Shuffling Through The Ledges
I did not find The Ledges particularly difficult. The Ledges held its own challenge though as I had to meander this way and that way in an attempt to follow the yellow and red bullseye trail targets. At times, they could not be seen. I was just hoping I was still heading the right way. I could easily see the next destination at the bottom of The Trough. We got closer and closer. Every once and awhile I would look back to see where I came from. It didn't seem that was the path I took but somehow it was.
Bottom of The Trough
Finally, we reached the bottom of the Trough (a 1000 ft. 45 degree ascent). Looking up, we could see all the hikers that were coming down. It was amazing to see all those little dots filtering down through the very loose rock.
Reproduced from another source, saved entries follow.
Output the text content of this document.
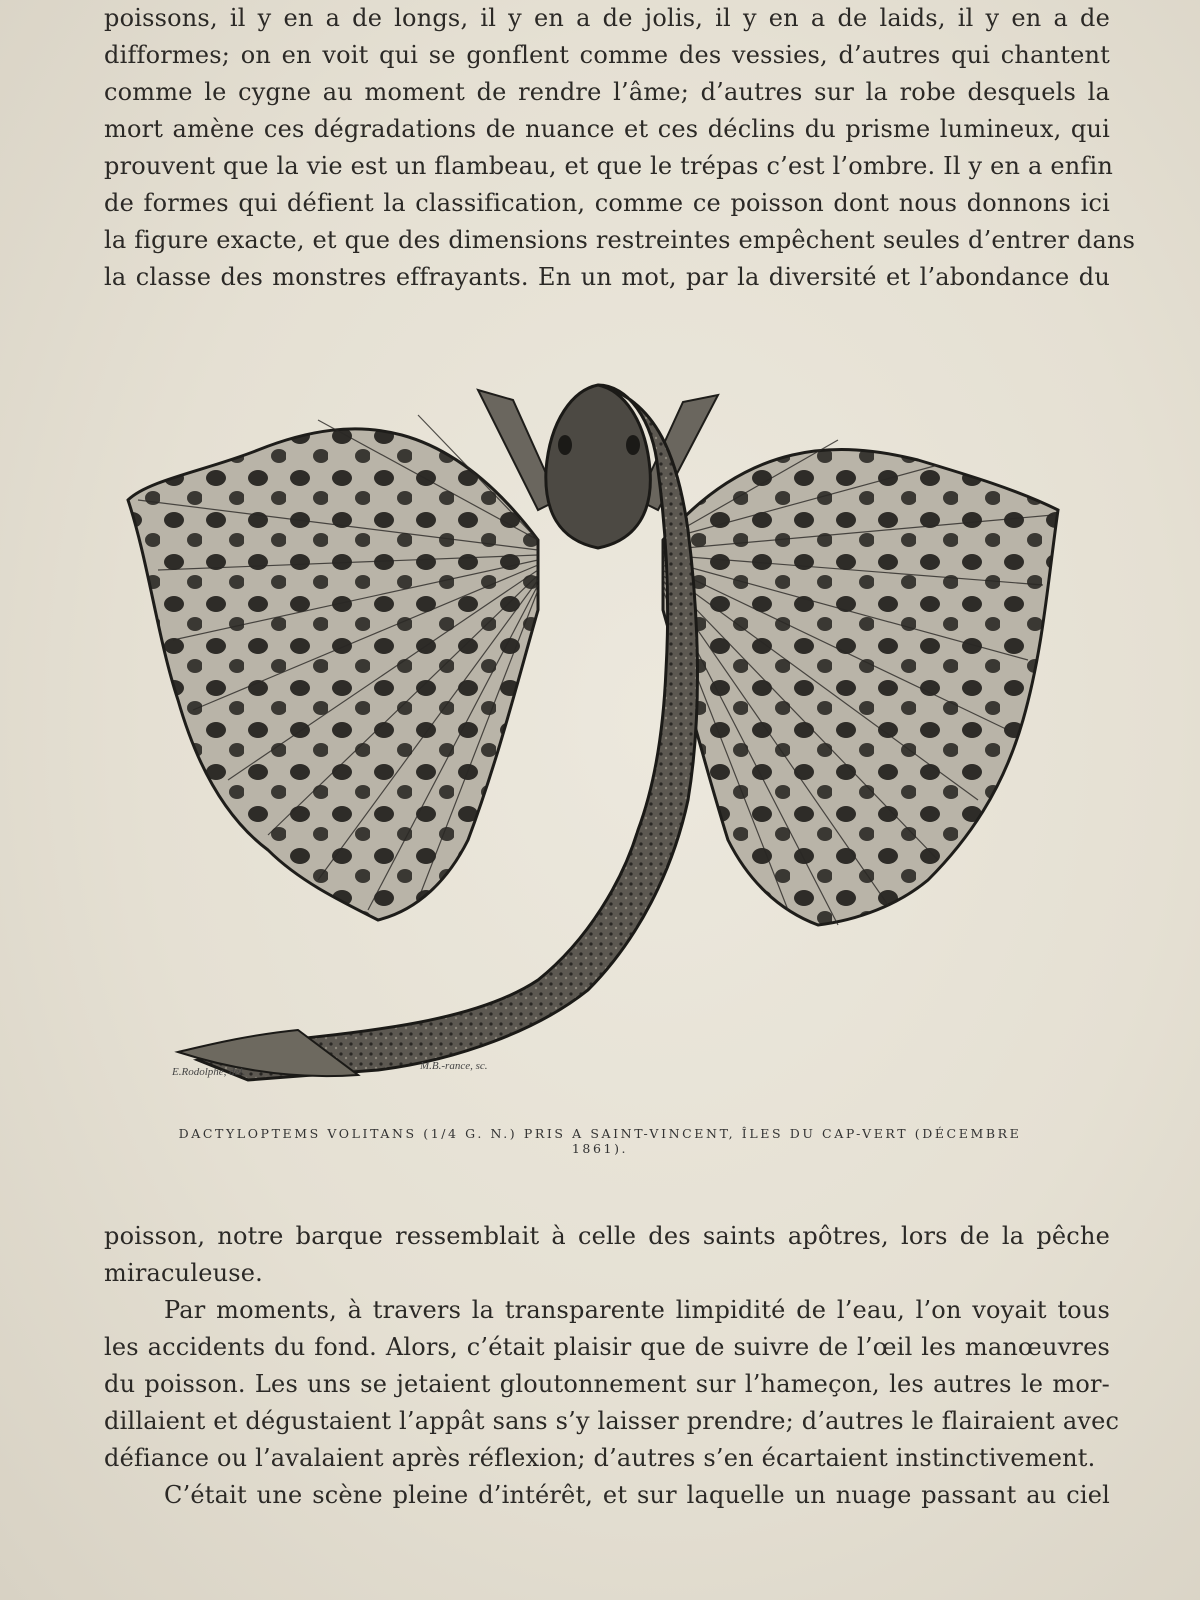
poissons, il y en a de longs, il y en a de jolis, il y en a de laids, il y en a de
difformes; on en voit qui se gonflent comme des vessies, d’autres qui chantent
comme le cygne au moment de rendre l’âme; d’autres sur la robe desquels la
mort amène ces dégradations de nuance et ces déclins du prisme lumineux, qui
prouvent que la vie est un flambeau, et que le trépas c’est l’ombre. Il y en a enfin
de formes qui défient la classification, comme ce poisson dont nous donnons ici
la figure exacte, et que des dimensions restreintes empêchent seules d’entrer dans
la classe des monstres effrayants. En un mot, par la diversité et l’abondance du
E.Rodolphe, del.	M.B.-rance, sc.
DACTYLOPTEMS VOLITANS (1/4 G. N.) PRIS A SAINT-VINCENT, ÎLES DU CAP-VERT (DÉCEMBRE 1861).
poisson, notre barque ressemblait à celle des saints apôtres, lors de la pêche
miraculeuse.
Par moments, à travers la transparente limpidité de l’eau, l’on voyait tous
les accidents du fond. Alors, c’était plaisir que de suivre de l’œil les manœuvres
du poisson. Les uns se jetaient gloutonnement sur l’hameçon, les autres le mor-
dillaient et dégustaient l’appât sans s’y laisser prendre; d’autres le flairaient avec
défiance ou l’avalaient après réflexion; d’autres s’en écartaient instinctivement.
C’était une scène pleine d’intérêt, et sur laquelle un nuage passant au ciel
Was it too late?? They were all coming back and I knew I still had another hour or more to hike. I felt pretty good though and I knew I had the stamina and ability. However, I also trusted my hiker companions, one of which had been on this mountain before many times. We looked out towards Glacier Gorge behind us and there was saw something I did not wish to see...storm clouds. "These were not supposed to come today," I told myself, "This was the day I was supposed to conquer this mountain." Ever since I was a youth, I decided I would hike this mountain...no matter what. At that point after seeing flat-bottomed dark storm clouds, we knew we weren't safe continuing up The Trough for fear of getting caught in a storm we did not need to be in. I had been caught in a snow storm with my dad on Flattop Mountain...not cool! We got almost half way up The Trough and it still was an amazing sight to behold. I've never hiked this altitude before. We estimated being about 13,600 feet in elevation. I was very extremely disappointed to put it mildly in not making the summit that day and at 12:08 pm, I turned around and headed back. Before I did, I called my wife and attempted to tell her the "bad" news. When she answered, I could not speak but somehow she knew of my disappointment.